In February, Sargus granted Schmitt and Thompson’s motion for a permanent injunction to allow direct appeals of decisions by county election boards.
“In the ballot initiative process,” the judge wrote, “the state of Ohio has not provided plaintiffs an adequate review process. Instead, the gatekeeping function enables a board of elections – an executive body – to make legal determinations without providing denied petitioners a right to review.”
Attorney Ben Flowers argued Wednesday on behalf of Ohio, telling the Sixth Circuit panel that the First Amendment does not apply to ballot initiative issues.
“The process of making law is not subject to the First Amendment,” Flowers said.
The state’s attorney cited several cases from the Ohio Supreme Court in which petitioners successfully filed mandamus actions and had their initiatives placed on the ballot.
U.S. Circuit Judge John Bush asked about the standard of review in those cases.
Flowers responded that the state’s high court essentially reviews them de novo, paying no deference to the decisions made by the election boards.
The attorney concluded his arguments by pointing out that if Schmitt and Thompson had filed for a writ of mandamus, they would have been successful.
“This should have been on the ballot,” Flowers admitted.
Attorney Mark Brown argued on behalf of Schmitt and Thompson, and disputed his opposing counsel’s claims regarding mandamus actions filed with the state’s high court.
“It’s a roll of the dice in the Supreme Court,” he told the panel, adding that the court has never applied de novo review in ballot initiative cases.
U.S. Circuit Judge Eric Clay told Brown that the Ohio Supreme Court seems like the proper venue to resolve these disputes, and asked why his clients didn’t use the processes already in place.
“If you don’t like the decision, you go to the Supreme Court,” Clay said. “They get paid very well to make … these kinds of decisions.”

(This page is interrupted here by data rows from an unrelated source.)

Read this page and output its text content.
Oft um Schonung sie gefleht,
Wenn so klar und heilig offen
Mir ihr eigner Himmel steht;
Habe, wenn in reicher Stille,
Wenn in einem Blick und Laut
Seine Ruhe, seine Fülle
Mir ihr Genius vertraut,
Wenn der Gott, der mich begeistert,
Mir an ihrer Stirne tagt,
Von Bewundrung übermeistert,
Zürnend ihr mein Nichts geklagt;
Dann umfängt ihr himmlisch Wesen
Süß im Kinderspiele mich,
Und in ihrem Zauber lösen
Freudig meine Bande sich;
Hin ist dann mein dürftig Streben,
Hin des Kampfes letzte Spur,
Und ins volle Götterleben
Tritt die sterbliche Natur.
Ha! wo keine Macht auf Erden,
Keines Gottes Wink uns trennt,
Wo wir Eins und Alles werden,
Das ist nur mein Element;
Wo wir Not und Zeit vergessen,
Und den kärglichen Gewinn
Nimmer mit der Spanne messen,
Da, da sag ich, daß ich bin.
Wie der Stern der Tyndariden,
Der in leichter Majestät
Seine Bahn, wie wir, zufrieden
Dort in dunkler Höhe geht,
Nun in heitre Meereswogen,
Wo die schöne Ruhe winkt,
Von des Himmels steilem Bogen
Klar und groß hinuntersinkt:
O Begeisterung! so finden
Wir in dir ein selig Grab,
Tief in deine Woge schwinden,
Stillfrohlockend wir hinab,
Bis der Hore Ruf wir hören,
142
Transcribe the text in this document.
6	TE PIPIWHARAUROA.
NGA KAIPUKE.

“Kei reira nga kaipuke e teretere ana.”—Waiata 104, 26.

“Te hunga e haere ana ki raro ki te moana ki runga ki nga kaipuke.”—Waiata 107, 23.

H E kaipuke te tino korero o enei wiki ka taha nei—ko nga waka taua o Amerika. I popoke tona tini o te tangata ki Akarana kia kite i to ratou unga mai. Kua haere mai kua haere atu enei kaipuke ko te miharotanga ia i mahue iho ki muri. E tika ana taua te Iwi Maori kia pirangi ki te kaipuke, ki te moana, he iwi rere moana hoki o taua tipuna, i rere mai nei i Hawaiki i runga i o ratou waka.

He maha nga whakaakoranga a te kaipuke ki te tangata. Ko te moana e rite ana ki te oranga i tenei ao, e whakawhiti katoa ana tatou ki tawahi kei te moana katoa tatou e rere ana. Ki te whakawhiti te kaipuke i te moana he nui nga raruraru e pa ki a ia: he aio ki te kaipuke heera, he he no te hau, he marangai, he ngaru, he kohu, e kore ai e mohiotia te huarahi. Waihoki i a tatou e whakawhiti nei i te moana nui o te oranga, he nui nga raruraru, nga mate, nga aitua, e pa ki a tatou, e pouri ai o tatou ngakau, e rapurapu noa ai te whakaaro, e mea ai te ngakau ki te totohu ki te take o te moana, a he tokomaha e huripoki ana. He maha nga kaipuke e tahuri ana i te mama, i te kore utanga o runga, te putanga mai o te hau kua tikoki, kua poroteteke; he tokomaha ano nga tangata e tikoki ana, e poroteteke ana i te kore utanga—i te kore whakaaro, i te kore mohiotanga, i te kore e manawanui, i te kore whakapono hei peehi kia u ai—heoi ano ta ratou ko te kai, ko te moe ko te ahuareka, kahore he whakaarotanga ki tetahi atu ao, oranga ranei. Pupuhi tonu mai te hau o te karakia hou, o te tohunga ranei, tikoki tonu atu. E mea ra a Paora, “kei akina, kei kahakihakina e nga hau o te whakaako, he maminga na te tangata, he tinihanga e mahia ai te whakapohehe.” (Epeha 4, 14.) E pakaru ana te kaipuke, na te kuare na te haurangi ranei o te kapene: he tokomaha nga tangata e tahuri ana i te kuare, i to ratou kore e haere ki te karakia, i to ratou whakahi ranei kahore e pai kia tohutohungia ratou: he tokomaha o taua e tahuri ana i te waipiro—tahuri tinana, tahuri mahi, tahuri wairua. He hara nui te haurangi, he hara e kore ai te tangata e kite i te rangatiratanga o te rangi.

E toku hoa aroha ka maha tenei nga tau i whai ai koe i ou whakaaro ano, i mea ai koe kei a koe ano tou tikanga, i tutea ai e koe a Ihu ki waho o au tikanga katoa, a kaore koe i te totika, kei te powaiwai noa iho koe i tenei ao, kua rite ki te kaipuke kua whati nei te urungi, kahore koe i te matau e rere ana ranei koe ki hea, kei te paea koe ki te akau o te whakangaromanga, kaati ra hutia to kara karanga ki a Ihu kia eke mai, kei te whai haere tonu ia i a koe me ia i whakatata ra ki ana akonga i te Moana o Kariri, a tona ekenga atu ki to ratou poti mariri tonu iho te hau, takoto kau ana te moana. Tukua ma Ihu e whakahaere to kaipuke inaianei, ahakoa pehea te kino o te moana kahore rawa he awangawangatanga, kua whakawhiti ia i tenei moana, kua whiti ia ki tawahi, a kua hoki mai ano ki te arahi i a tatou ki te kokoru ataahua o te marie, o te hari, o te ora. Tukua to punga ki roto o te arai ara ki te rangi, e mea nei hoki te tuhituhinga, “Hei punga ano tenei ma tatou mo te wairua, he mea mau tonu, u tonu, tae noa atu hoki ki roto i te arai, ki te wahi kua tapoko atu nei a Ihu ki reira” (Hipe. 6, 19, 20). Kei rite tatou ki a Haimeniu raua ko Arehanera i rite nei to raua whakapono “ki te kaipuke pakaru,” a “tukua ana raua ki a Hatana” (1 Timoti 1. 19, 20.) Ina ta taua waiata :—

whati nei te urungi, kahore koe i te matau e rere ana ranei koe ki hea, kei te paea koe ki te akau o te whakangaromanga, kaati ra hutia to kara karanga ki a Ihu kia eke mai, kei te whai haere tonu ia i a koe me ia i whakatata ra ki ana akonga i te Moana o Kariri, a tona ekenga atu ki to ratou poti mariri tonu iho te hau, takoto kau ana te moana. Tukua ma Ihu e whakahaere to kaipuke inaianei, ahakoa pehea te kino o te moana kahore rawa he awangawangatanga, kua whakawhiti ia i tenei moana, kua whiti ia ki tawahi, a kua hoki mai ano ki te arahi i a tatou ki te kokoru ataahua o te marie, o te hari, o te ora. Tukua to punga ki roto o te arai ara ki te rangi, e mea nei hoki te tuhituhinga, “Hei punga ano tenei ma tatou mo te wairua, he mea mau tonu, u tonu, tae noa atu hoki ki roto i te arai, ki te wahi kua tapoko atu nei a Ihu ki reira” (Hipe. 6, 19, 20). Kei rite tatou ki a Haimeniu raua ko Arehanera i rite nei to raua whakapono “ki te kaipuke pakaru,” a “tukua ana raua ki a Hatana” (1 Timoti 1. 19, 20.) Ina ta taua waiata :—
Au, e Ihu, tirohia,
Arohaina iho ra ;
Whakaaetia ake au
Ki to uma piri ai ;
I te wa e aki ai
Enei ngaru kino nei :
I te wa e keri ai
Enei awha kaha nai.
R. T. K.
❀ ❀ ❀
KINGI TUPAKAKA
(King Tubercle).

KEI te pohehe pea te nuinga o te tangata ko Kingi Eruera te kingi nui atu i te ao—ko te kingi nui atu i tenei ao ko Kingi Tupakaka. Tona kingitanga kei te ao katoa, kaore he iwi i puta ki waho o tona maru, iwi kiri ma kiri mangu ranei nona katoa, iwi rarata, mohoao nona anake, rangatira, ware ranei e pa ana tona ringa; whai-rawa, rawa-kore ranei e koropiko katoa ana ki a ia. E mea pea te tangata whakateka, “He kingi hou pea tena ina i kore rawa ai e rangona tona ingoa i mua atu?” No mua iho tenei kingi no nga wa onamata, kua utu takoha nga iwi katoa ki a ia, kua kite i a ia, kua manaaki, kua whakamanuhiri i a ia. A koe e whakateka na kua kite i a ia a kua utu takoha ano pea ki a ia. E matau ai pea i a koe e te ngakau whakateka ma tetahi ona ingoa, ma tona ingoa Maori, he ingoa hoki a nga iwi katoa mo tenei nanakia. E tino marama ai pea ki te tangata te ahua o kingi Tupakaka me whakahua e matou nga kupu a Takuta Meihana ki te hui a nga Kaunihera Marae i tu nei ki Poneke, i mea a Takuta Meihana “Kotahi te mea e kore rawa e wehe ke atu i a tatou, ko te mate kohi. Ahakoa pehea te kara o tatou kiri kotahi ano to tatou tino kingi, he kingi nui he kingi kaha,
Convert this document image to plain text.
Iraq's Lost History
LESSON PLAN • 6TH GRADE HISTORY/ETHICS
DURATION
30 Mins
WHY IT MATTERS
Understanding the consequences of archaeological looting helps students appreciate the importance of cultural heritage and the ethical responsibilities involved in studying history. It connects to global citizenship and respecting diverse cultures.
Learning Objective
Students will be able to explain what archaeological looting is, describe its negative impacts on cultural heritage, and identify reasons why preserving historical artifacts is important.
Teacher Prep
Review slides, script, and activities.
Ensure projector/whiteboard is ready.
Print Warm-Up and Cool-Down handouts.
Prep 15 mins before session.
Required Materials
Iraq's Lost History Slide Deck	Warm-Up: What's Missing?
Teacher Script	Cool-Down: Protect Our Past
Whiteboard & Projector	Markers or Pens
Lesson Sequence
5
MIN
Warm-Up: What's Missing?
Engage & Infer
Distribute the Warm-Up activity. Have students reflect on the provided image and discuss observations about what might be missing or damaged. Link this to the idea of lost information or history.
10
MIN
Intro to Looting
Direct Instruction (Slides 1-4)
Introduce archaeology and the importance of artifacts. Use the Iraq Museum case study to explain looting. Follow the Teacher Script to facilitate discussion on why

In his rebuttal, Flowers pointed out that both initiatives were eventually placed on their respective city ballots, and one of the measures passed.
U.S. Circuit Judge Helene White asked why the case wasn’t mooted by those developments.
Flowers responded that if the case was argued as an as-applied challenge to the initiative process, it would be moot.
He also pointed out that the state attorney general’s office has received numerous phone calls from board of elections officials who are confused about the initiative process in light of Judge Sargus’ permanent injunction.
There is no timetable for the court’s decision, but Flowers said the state hopes to have resolved all ballot initiative issues by Aug. 7.